Hadraawi juxtaposes government’s “tapping drum” with a writer’s “clarion bell.” Did Hadraawi foretell the disintegration of the union between Italian Somalia and British Somaliland? “Then I am that prediction/of clouds still to come/bringing a downpour/that will cover the whole country.”

Indeed, Hadraawi’s lines, as in his own words are “as striking as the stripes of an oryx/as visible and as lovely.” But it’s the publication in 1972 of The Killing of the She-Camel where Hadraawi calls the plunderers “aardvark” that the discredited political regime is alerted to a dissident voice. Hadraawi was arrested in 1973 and imprisoned without trial. Many Somalis were alarmed by the poet’s incarceration. Prominent personalities took up the matter of his release with General Siad Barre.

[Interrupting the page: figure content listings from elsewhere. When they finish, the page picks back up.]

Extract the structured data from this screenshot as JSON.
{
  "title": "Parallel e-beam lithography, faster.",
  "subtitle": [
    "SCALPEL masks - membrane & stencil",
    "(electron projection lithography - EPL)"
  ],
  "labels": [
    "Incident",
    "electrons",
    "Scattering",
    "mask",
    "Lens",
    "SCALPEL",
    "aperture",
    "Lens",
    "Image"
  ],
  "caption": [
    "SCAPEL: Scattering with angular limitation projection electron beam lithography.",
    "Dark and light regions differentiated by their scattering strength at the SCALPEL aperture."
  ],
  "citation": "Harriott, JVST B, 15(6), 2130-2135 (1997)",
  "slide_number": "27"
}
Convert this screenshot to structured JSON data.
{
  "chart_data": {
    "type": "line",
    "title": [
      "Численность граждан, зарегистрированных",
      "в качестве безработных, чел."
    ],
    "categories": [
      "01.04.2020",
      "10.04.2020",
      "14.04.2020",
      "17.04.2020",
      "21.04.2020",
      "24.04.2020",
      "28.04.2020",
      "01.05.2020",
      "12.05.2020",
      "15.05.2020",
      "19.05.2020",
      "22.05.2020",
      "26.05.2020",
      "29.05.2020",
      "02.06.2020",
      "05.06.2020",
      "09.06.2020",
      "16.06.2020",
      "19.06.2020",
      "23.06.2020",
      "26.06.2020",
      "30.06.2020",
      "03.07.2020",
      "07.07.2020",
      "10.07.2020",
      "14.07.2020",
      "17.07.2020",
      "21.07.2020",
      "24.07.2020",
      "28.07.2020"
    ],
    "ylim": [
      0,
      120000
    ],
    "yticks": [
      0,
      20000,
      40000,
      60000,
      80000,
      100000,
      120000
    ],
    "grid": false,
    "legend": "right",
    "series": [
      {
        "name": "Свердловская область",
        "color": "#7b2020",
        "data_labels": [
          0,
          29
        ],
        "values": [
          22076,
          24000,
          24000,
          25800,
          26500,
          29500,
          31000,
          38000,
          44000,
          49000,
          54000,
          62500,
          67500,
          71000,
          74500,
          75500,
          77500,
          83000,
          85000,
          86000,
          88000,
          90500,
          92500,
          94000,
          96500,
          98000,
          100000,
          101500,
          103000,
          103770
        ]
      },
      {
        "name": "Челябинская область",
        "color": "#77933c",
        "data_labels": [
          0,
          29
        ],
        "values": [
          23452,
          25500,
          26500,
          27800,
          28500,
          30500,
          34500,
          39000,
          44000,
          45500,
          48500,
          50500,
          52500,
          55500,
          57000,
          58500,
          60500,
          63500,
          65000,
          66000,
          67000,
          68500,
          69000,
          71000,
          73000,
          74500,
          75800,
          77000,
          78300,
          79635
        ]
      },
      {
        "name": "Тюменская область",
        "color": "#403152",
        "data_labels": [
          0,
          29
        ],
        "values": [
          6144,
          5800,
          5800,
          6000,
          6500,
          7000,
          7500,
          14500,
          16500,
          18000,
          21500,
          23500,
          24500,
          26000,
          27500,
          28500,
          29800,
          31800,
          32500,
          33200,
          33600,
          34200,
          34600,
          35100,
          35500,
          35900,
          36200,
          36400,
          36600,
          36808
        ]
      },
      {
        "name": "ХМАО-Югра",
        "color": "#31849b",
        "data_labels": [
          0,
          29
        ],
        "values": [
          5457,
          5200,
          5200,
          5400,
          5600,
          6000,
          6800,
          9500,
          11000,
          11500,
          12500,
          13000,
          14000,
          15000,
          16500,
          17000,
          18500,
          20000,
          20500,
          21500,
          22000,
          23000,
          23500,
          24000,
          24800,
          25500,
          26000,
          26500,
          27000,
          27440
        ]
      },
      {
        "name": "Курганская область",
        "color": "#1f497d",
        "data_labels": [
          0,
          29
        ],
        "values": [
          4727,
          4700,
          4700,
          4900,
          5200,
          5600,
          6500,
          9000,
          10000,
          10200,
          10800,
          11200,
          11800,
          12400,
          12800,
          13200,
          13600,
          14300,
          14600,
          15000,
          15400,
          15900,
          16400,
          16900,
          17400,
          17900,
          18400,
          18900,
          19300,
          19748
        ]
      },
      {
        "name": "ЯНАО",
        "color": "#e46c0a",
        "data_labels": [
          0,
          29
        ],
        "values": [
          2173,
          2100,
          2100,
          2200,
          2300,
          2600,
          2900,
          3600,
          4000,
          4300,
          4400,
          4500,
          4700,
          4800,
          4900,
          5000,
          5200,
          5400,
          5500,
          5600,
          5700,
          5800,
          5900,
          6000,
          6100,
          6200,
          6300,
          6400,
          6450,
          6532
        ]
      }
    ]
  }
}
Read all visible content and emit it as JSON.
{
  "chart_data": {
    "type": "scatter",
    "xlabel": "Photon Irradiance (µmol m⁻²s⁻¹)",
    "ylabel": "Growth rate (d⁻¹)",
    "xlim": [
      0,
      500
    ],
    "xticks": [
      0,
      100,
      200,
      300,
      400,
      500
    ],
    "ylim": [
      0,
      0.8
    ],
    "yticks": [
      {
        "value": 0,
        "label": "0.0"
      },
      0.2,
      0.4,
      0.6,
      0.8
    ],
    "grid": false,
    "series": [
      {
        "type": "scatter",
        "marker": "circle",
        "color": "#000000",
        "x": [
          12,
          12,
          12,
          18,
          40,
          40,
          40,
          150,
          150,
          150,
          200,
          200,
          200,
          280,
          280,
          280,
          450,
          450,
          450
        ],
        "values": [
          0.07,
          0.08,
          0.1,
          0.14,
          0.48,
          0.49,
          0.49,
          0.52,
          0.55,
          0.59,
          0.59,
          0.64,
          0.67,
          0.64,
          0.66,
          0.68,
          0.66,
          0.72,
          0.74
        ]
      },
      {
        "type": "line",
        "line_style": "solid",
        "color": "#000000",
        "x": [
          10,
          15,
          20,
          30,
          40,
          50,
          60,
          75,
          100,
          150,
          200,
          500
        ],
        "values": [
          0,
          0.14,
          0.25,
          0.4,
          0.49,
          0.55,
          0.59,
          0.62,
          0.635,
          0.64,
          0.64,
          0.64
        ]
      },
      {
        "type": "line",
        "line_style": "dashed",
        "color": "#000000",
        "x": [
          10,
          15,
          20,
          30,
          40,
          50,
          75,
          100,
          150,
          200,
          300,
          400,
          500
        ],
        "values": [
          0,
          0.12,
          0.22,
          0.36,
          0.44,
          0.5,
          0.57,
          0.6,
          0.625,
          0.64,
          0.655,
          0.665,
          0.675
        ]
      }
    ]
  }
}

The General consented only on the condition that Hadraawi would make a written request for pardon and pledge to refrain from any further criticism of government. A demand, which Hadraawi dismissed outright as outrageous: “When laughter becomes a crime, our country has unfinished business.” Thus the people’s poet was jailed for five years until 1978. Hadraawi articulated the “mother tongue” issue long before the disingenuous jumped on the band wagon. The Nobel Prize does not give us the best there’s, for as English scholar Dr Martin Orwin observes, “Hadraawi is one of the world’s major living poets.”